Free Safari plugin to detect IDN url spoofs

Discussion in 'Macintosh' started by SPeedY_B, Feb 8, 2005.

  1. SPeedY_B

    SPeedY_B I may actually be insane.

    Messages:
    15,800
    Location:
    Midlands, England
    As mentioned on the front page and Windows Security section, there's a new exploit which affects most browsers except IE (ooooh) this of course, includes Safari for the Mac.

    Until Apple issue an official patch/update, you can get a free app from the following URI which will help prevent any security breaches from this exploit: http://haoli.dnsalias.com/Saft/Download/
     
  2. Geffy

    Geffy Moderator Folding Team

    Messages:
    7,805
    Location:
    United Kingdom
    cool, I will install this on my mac shortly
     
  3. SPeedY_B

    SPeedY_B I may actually be insane.

    Messages:
    15,800
    Location:
    Midlands, England
    Would seem it works, just tried the proof of concept links:

    [​IMG]
     
  4. NetRyder

    NetRyder Tech Junkie Folding Team

    Messages:
    13,256
    Location:
    New York City
    Excellent :up:
     
  5. SPeedY_B

    SPeedY_B I may actually be insane.

    Messages:
    15,800
    Location:
    Midlands, England
    It's not perfect though, it was throwing up the message at me whilst using Google earlier... not had a problem since (with google or any other site).

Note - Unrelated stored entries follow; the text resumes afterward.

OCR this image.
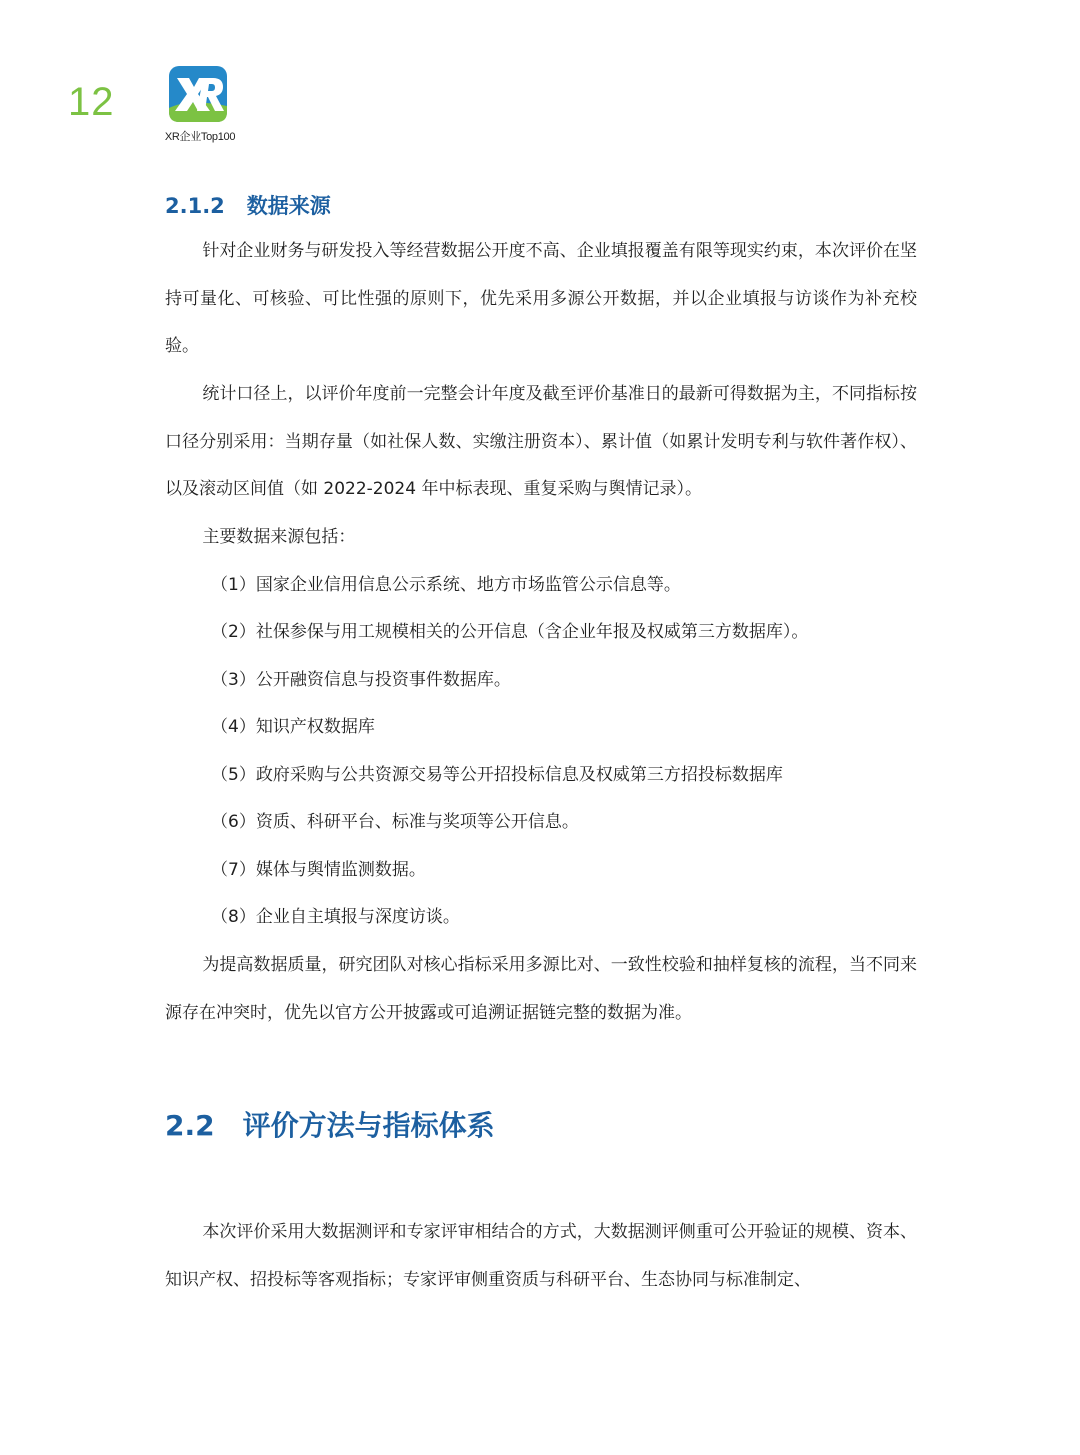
12
XR企业Top100
2.1.2 数据来源

针对企业财务与研发投入等经营数据公开度不高、企业填报覆盖有限等现实约束，本次评价在坚持可量化、可核验、可比性强的原则下，优先采用多源公开数据，并以企业填报与访谈作为补充校验。

统计口径上，以评价年度前一完整会计年度及截至评价基准日的最新可得数据为主，不同指标按口径分别采用：当期存量（如社保人数、实缴注册资本）、累计值（如累计发明专利与软件著作权）、以及滚动区间值（如 2022-2024 年中标表现、重复采购与舆情记录）。

主要数据来源包括：

（1）国家企业信用信息公示系统、地方市场监管公示信息等。
（2）社保参保与用工规模相关的公开信息（含企业年报及权威第三方数据库）。
（3）公开融资信息与投资事件数据库。
（4）知识产权数据库
（5）政府采购与公共资源交易等公开招投标信息及权威第三方招投标数据库
（6）资质、科研平台、标准与奖项等公开信息。
（7）媒体与舆情监测数据。
（8）企业自主填报与深度访谈。

为提高数据质量，研究团队对核心指标采用多源比对、一致性校验和抽样复核的流程，当不同来源存在冲突时，优先以官方公开披露或可追溯证据链完整的数据为准。

2.2 评价方法与指标体系

本次评价采用大数据测评和专家评审相结合的方式，大数据测评侧重可公开验证的规模、资本、知识产权、招投标等客观指标；专家评审侧重资质与科研平台、生态协同与标准制定、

As long as it stops the genuine spoofs though, all is well :)
     
  6. X-Istence

    X-Istence * Political User

    Messages:
    6,498
    Location:
    USA
    I just don't trust any site anymore :p.

    I don't trust sites linked in email messages in the first place, and that is where most the spoofs are coming from.

    Punycode was created for the wrong reasons, DNS is ASCII, which is not bad in particular, except that it does not support umlauts and other characters. So what needs to happen is DNS needs to support unicode characters.